Le niveau 1[1] correspond donc aux filles nées en Belgique d’une maman excisée, qui se positionne clairement contre l’excision ou qui n’a pas prévu de voyage dans son pays d’origine.
On passe au niveau 2 s’il y a un changement dans la composition familiale, comme un mariage avec un homme pro-excision. Le niveau 2 concerne les situations où les parents se renseignent sur la possibilité de faire une excision dans un hôpital en Belgique. Car dans certains pays comme l’Egypte et le Soudan, l’excision est médicalisée. Le professionnel est alors invité à discuter avec les parents, à expliquer que la législation en Belgique interdit l’excision, à miser sur la sensibilisation.

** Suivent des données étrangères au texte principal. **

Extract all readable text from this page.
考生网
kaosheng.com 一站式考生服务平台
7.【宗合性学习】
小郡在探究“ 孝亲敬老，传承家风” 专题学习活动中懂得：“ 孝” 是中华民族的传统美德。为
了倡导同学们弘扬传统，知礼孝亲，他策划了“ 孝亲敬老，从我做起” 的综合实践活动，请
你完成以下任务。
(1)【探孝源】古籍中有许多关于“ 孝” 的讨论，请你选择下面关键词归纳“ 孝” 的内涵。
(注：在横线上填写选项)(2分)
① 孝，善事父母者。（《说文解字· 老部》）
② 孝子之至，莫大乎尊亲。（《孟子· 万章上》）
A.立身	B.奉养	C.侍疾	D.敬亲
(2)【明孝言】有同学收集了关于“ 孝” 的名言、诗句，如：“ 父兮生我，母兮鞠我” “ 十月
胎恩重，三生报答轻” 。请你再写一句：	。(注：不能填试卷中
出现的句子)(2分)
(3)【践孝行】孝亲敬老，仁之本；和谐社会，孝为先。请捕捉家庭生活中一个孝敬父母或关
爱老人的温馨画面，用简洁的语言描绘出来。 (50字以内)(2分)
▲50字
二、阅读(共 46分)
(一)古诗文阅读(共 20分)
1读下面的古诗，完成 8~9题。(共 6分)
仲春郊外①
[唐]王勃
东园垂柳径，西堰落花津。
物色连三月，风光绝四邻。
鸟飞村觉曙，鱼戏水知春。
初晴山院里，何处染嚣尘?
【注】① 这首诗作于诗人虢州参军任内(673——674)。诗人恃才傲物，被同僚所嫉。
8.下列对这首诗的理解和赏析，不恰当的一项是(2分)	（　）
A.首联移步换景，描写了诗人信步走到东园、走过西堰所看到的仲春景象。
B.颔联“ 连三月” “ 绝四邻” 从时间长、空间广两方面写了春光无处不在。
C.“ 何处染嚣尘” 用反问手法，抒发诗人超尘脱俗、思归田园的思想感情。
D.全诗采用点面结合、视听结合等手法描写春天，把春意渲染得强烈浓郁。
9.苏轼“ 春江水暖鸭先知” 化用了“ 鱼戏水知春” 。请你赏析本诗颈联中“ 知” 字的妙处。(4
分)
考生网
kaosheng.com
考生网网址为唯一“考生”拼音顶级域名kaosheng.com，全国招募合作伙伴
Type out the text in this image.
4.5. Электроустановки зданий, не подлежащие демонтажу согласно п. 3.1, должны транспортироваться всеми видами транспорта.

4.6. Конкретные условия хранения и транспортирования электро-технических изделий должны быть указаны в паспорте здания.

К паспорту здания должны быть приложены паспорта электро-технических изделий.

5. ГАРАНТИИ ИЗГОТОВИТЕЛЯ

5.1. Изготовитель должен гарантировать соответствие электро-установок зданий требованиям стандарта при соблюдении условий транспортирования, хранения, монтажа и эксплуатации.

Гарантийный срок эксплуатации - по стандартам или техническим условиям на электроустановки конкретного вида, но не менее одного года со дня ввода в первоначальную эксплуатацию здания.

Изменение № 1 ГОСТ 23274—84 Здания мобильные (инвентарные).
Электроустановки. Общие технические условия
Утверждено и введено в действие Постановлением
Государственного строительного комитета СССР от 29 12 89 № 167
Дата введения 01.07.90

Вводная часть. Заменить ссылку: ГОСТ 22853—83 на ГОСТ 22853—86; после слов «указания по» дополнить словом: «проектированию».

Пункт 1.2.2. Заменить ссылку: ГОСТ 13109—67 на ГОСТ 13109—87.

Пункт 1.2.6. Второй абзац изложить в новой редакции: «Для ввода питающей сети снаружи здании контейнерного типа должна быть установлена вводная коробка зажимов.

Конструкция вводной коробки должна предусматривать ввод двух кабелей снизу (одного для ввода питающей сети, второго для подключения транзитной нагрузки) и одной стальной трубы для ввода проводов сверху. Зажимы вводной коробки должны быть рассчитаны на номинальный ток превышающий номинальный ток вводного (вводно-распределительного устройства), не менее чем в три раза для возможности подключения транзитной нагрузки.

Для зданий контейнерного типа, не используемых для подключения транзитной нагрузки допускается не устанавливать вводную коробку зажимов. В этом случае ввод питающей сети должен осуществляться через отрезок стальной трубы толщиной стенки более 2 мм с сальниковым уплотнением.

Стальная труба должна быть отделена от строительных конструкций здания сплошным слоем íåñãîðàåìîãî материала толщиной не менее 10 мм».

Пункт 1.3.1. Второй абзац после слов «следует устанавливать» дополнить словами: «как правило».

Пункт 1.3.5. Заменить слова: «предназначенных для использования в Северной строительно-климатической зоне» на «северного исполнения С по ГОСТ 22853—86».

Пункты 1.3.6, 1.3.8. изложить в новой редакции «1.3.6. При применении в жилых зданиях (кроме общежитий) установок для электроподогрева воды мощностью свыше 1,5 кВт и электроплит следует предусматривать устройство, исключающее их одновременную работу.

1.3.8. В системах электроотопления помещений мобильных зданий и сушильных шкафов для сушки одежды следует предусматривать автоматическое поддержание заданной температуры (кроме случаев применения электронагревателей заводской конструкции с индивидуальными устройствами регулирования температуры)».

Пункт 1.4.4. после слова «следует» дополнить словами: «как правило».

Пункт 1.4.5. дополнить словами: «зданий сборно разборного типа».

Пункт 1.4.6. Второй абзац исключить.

Tant qu’il n’y a pas de voyage prévu, il n’y a toujours pas de risque imminent. Si c’est le cas, on passe au niveau 3. À ce niveau, si les parents restent sur leur position malgré la discussion, le professionnel peut faire appel à l’Aide à la Jeunesse. Celle-ci organise une rencontre avec les parents et éventuellement une animatrice communautaire du GAMS pour assurer la médiation interculturelle. Si à l’issue de cette étape, l’Aide à la Jeunesse n’est pas rassurée que l’enfant sera en sécurité et si le risque d’excision est trop grand, le parquet peut être contacté pour émettre une interdiction de sortir du territoire de l’espace Schengen. L’enfant reste avec sa famille, mais il n’a plus la possibilité de voyager.
On passe au niveau 4 quand on suspecte une excision lors d’un examen global de l’enfant par exemple. Il faut s’assurer du bon diagnostic et consulter un collègue expérimenté qui examinera l’enfant, car certaines pathologies vulvaires peuvent faire penser à une excision.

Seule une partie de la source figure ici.